Accueil > Le dernier échec d’une mauvaise Europe

de Astrit Dakli traduit de l’italien par Karl&Rosa
Encore une fois l’Union Européenne se trouve face à un échec, l’énième de son histoire récente. Non pas l’échec de grands projets politiques ou de grands idéaux, désormais déjà passés : sur les rives de la Volga, son plus grand fleuve, l’Europe s’est ensablée sur de pures, questions de commerce, très banales, qui devraient être – celles-là au moins – le top de son répertoire.
Et il faut constater encore une fois que l’échec est le fruit direct de la myopie avec laquelle, dans les années 90, l’Union a poursuivi l’annexion économique pure et simple de ce qui était l’Europe réal socialiste et soviétique : en ne faisant aucun cas des différences sociales et politiques qui par cette annexion allaient être « importées » et en ne pensant nullement à adapter, d’abord, ses propres structures et ses propres méthodes de fonctionnement. C’est-à-dire sans réfléchir au fait élémentaire que décider à vingt sept est toujours et en tout cas beaucoup plus compliqué que décider à six – et les mécanismes de l’Europe communautaire ont été conçus pour une Union à six, non pas à vingt sept.
Au contraire, les seigneurs de l’Europe de l’après Mur ont pensé que leur énorme supériorité économique allait automatiquement entraîner leur plein contrôle politique sur les nouveaux membres fraîchement accueillis. C’est à cause de cette illusion absurde que le nationalisme extrême et souvent obtus qui caractérise depuis le premier jour nombre de gouvernements (et de sociétés) de l’ancien « camp socialiste » - avec lequel maintenant doivent forcément « solidariser » aussi les grands pays de la « vieille Europe » qui auraient toute autre attitude et tous autres intérêts – a entraîné d’abord la paralysie politique (en donnant de l’espace et des raisons aux eurosceptiques et en offrant une aide inespérée aux adversaires de l’Europe de l’administration USA) et maintenant aussi une grave impasse économique.
L’allure des relations avec Moscou est exemplaire. La plus grande partie de l’Europe communautaire – y compris, au fond, même les pays de l’Est – aurait un fort intérêt à signer un accord global avec la Russie garantissant non seulement les approvisionnements énergétiques mais aussi l’accès aux réserves, au marché et au réseau de distribution de l’énergie sur le territoire russe – en offrant en échange un meilleur accès des capitaux russes à l’économie européenne et une plus grande liberté dans le trafic des marchandises et la circulation des personnes, mais cet accord est bloqué sine die par de stupides conflits bilatéraux qui ne sont dictés que par une fierté nationale mal comprise et par la volonté de se montrer « indépendants » vis-à-vis des anciens dominateurs. Ainsi tout le monde y perd – et les Européens plus que les Russes.
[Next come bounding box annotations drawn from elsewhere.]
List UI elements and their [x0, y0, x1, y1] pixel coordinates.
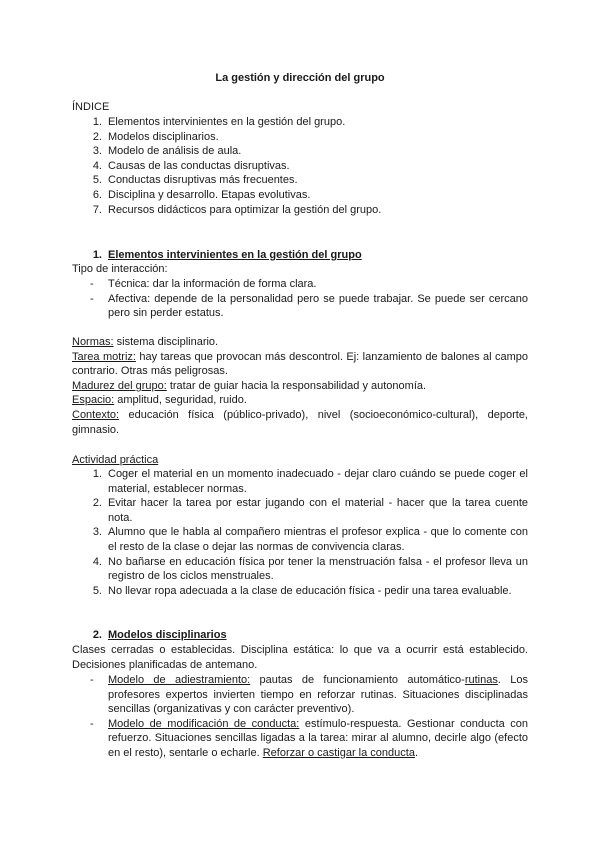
- document-title: La gestión y dirección del grupo: [215, 72, 385, 84]
- section-2-heading: 2. Modelos disciplinarios: [92, 629, 227, 641]
- section-2-title: Modelos disciplinarios: [108, 629, 227, 641]
- activity-item: 4. No bañarse en educación física por tener la menstruación falsa - el profesor lleva un registro de los ciclos menstruales.: [92, 555, 528, 583]
- activity-item: 5. No llevar ropa adecuada a la clase de educación física - pedir una tarea evaluable.: [92, 584, 512, 597]
- definition-contexto: Contexto: educación física (público-privado), nivel (socioeconómico-cultural), deporte, gimnasio.: [72, 408, 528, 436]
- index-item: 6. Disciplina y desarrollo. Etapas evolutivas.: [92, 188, 311, 201]
- activity-list-container: [72, 467, 528, 598]
- index-item: 7. Recursos didácticos para optimizar la gestión del grupo.: [92, 203, 382, 216]
- index-item: 1. Elementos intervinientes en la gestión del grupo.: [92, 116, 346, 128]
- index-item: 5. Conductas disruptivas más frecuentes.: [92, 174, 298, 187]
- definitions-block: [72, 335, 528, 437]
- interaction-list-container: [72, 277, 528, 321]
- index-item: 3. Modelo de análisis de aula.: [92, 145, 242, 158]
- section-1-title: Elementos intervinientes en la gestión del grupo: [108, 249, 362, 261]
- definition-madurez: Madurez del grupo: tratar de guiar hacia la responsabilidad y autonomía.: [72, 379, 427, 392]
- activity-item: 3. Alumno que le habla al compañero mientras el profesor explica - que lo comente con el resto de la clase o dejar las normas de convivencia claras.: [92, 526, 528, 553]
- model-item: - Modelo de adiestramiento: pautas de funcionamiento automático-rutinas. Los profesores expertos invierten tiempo en reforzar rutinas. Situaciones disciplinadas sencillas (organizativas y con carácter preventivo).: [90, 674, 528, 716]
- activity-item: 2. Evitar hacer la tarea por estar jugando con el material - hacer que la tarea cuente nota.: [92, 497, 528, 524]
- section-1-heading: 1. Elementos intervinientes en la gestión del grupo: [92, 249, 362, 261]
- models-list-container: [72, 673, 528, 761]
- activity-heading: Actividad práctica: [72, 454, 159, 466]
- interaction-list: [72, 277, 528, 321]
- models-list: [72, 673, 528, 761]
- index-item: 4. Causas de las conductas disruptivas.: [92, 159, 290, 172]
- index-item: 2. Modelos disciplinarios.: [92, 130, 219, 143]
- activity-list: [72, 467, 528, 598]
- model-item: - Modelo de modificación de conducta: estímulo-respuesta. Gestionar conducta con refuerzo. Situaciones sencillas ligadas a la tarea: mirar al alumno, decirle algo (efecto en el resto), sentarle o echarle. Reforzar o castigar la conducta.: [90, 717, 528, 759]
- interaction-type-label: Tipo de interacción:: [72, 263, 168, 275]
- section-2-intro: Clases cerradas o establecidas. Disciplina estática: lo que va a ocurrir está establecido. Decisiones planificadas de antemano.: [72, 644, 528, 671]
- interaction-item: - Afectiva: depende de la personalidad pero se puede trabajar. Se puede ser cercano pero sin perder estatus.: [90, 292, 528, 320]
- index-heading: ÍNDICE: [72, 101, 110, 113]
- definition-espacio: Espacio: amplitud, seguridad, ruido.: [72, 394, 247, 407]
- index-list-container: [72, 115, 528, 217]
- definition-tarea-motriz: Tarea motriz: hay tareas que provocan más descontrol. Ej: lanzamiento de balones al campo contrario. Otras más peligrosas.: [72, 350, 529, 378]
- definition-normas: Normas: sistema disciplinario.: [72, 336, 219, 348]
- interaction-item: - Técnica: dar la información de forma clara.: [90, 278, 317, 290]
- activity-item: 1. Coger el material en un momento inadecuado - dejar claro cuándo se puede coger el material, establecer normas.: [92, 468, 528, 495]
- index-list: [72, 115, 528, 217]
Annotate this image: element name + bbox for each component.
Si les choses vont si mal quand on parle argent, nous pouvons imaginer quelles sont les perspectives pour les discours sur la politique et les idéaux, la constitution et les droits. La chancelière Angela Merkel voulait conclure le semestre de leadership européenne de l’Allemagne par des pas en avant dans cette direction : elle l’achève par des pas en arrière sur tout.